For artists in Northern Ireland, the idea of a contemporary art market is something other, done elsewhere. Most do not have gallery representation – the art world here is not a commercial world; in fact, it is actively non-commercial. It exists independently from business and profit, instead holding ideas, meaning and dialogue as its most precious assets.
Not that money is a dirty word in these circles; it is the means to an end rather than the goal. The preponderance of artist-led spaces, adding up to more than 50% of the galleries in Belfast, ably demonstrates this.
The difficulty of an economically sustainable practice through self funding finds most artists seeking financial assistance, primarily through the Arts Council of Northern Ireland (ACNI). Funding does not determine quality of life, bar the celebratory cappuccino following a successful application, but facilitates the making and showing of artworks. It acts as an essential support around which discourses within the arts can flourish.
The return is immeasurable – a deeper and richer community in dialogue with a global network that extends beyond the plastic arts into wider cultural spheres: writing, theatre, music and so on. This network occupies a space of global possibilities; these are sites of potential futures. That the city derives its character from that culture makes the recent news of the Arts Council’s 100% funding cuts to two studio groups in Belfast difficult to fathom.
Paragon Studios and QSS (Queen Street Studios) are two well-established, voluntarily-run organisations that have been providing work spaces for visual artists for over 24 and 34 years respectively. Paragon consists of seven artists and a curator in residence while QSS is the largest studio provider in Northern Ireland housing up to 46 artists across two buildings – among them, recent graduates, established practitioners, PhDs and teaching staff at Belfast School of Art.
To add insult to injury, both studios have their own galleries, PS2 and QSS Gallery, which have been promoting contemporary practices within the heart of the city for many years. With an international remit, these galleries have diverse programmes, hosting numerous exhibitions, community projects, research and talks on a regular basis. With Paragon/PS2 forced to close immediately following the cuts, 21 programmed gallery projects have also been lost. The closure of the exhibition space is deeply felt among the wider arts community.

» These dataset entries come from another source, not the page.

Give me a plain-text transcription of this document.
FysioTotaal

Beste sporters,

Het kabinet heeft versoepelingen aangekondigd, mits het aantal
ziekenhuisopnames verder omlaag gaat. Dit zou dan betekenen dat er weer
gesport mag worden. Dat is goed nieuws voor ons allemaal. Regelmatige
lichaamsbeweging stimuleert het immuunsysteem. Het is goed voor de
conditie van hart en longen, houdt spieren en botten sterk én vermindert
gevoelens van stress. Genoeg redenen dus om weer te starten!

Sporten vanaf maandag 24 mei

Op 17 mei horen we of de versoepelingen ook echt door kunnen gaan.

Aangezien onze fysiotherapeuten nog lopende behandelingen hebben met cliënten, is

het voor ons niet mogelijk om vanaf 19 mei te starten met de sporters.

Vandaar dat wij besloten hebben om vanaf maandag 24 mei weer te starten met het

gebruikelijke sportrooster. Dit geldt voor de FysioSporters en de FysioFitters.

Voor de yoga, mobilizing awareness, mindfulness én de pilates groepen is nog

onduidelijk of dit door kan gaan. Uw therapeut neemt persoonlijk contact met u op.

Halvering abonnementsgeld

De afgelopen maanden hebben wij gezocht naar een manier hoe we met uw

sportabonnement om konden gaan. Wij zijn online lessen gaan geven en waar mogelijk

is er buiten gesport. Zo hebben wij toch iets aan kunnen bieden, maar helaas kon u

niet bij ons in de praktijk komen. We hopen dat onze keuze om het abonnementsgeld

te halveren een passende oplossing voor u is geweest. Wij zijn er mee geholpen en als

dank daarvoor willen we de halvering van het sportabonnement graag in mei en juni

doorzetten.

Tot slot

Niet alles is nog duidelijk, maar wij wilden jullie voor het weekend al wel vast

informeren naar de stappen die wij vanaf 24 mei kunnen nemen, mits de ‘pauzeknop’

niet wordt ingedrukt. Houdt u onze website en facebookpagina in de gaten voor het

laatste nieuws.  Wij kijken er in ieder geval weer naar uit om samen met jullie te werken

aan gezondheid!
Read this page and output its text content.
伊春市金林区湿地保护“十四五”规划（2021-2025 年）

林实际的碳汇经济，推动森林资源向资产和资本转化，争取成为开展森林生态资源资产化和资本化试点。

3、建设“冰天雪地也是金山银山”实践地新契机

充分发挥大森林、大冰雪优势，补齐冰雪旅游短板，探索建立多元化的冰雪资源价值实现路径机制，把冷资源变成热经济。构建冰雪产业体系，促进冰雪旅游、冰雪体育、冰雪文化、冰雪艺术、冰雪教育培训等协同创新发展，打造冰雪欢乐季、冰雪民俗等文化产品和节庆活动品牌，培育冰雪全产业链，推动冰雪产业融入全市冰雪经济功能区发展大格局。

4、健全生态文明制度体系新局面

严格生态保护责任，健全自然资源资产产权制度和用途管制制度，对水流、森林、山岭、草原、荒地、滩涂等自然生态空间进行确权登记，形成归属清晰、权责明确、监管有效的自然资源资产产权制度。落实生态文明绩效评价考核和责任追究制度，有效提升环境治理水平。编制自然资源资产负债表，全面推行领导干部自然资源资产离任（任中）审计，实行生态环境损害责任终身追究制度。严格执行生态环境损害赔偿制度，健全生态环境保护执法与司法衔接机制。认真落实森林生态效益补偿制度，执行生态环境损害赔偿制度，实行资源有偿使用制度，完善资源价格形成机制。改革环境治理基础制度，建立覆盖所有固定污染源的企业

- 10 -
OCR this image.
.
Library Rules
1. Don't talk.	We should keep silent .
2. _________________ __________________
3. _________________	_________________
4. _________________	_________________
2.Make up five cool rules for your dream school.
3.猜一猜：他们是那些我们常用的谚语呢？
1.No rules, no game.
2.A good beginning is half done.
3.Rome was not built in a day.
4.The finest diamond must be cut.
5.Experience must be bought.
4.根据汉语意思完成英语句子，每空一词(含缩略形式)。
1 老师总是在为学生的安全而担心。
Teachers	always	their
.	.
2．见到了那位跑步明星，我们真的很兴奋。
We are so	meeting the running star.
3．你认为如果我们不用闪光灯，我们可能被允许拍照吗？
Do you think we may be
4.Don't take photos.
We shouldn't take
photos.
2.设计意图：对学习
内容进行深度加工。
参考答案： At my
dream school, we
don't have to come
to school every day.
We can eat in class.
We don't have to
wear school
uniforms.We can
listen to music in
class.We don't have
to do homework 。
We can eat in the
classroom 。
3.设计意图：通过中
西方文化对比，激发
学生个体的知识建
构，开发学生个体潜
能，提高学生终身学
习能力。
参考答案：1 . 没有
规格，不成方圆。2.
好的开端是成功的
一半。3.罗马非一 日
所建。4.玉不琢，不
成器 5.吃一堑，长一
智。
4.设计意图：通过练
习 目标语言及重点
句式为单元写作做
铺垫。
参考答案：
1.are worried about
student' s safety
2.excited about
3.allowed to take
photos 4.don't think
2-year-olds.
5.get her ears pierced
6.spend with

These events deliver a disturbing message from decision makers. With government and policy makers increasingly trying to measure the value of the arts based on outreach, education and community engagement, the abandoning of organisations that can be defined by those terms is counterintuitive. It shows little regard for those whose footfall they previously counted and who now find fewer places to go. It suggests a turning away from the community they are supposed to serve – something which is becoming a familiar refrain around here.
Amid widespread economic cuts, the situation in Northern Ireland is particularly fraught. An absence of devolved government leaves politicians unaccountable as the Department of Communities mete out unchallenged budgetary decisions. This makes assigning blame difficult, or perhaps systemic. However,the ACNI should be an ally in such circumstances, working on behalf of artists and organisations. But with an 8% cut passed on for 2018/19, they made a business decision to axe funding to seven of the 107 eligible arts organisations rather than make efforts to support them.
To put this in perspective, £13.1 million has been allotted in annual funding. Last year’s total funding for Paragon and QSS for both the studios and galleries was under £50,000. Such ruthless decisions based on relatively small sums betray the solidarity of the arts sector and follow revelations of internal conflict within the ACNI regarding chair John Edmund, who has repeatedly claimed that the arts sector relies too heavily on government support.
While ACNI board members seek to distance themselves from those views, they are symptomatic of a more troubling relationship government has with the arts. The last six years saw a 30% cut of £23 million to the arts sector in Northern Ireland, a gradual reduction of state funding that shows no signs of waning. This amounts to the erosion of culture itself – at this rate, a generation or two from now will see a severing of public funding of the arts, pushing the sector further towards the margins of society.
Or perhaps not. This need not be an obituary. At the time of writing, both Paragon and QSS are preparing appeals to challenge their defunding – allowing ACNI the opportunity to reassess their position and potentially change the future for the better.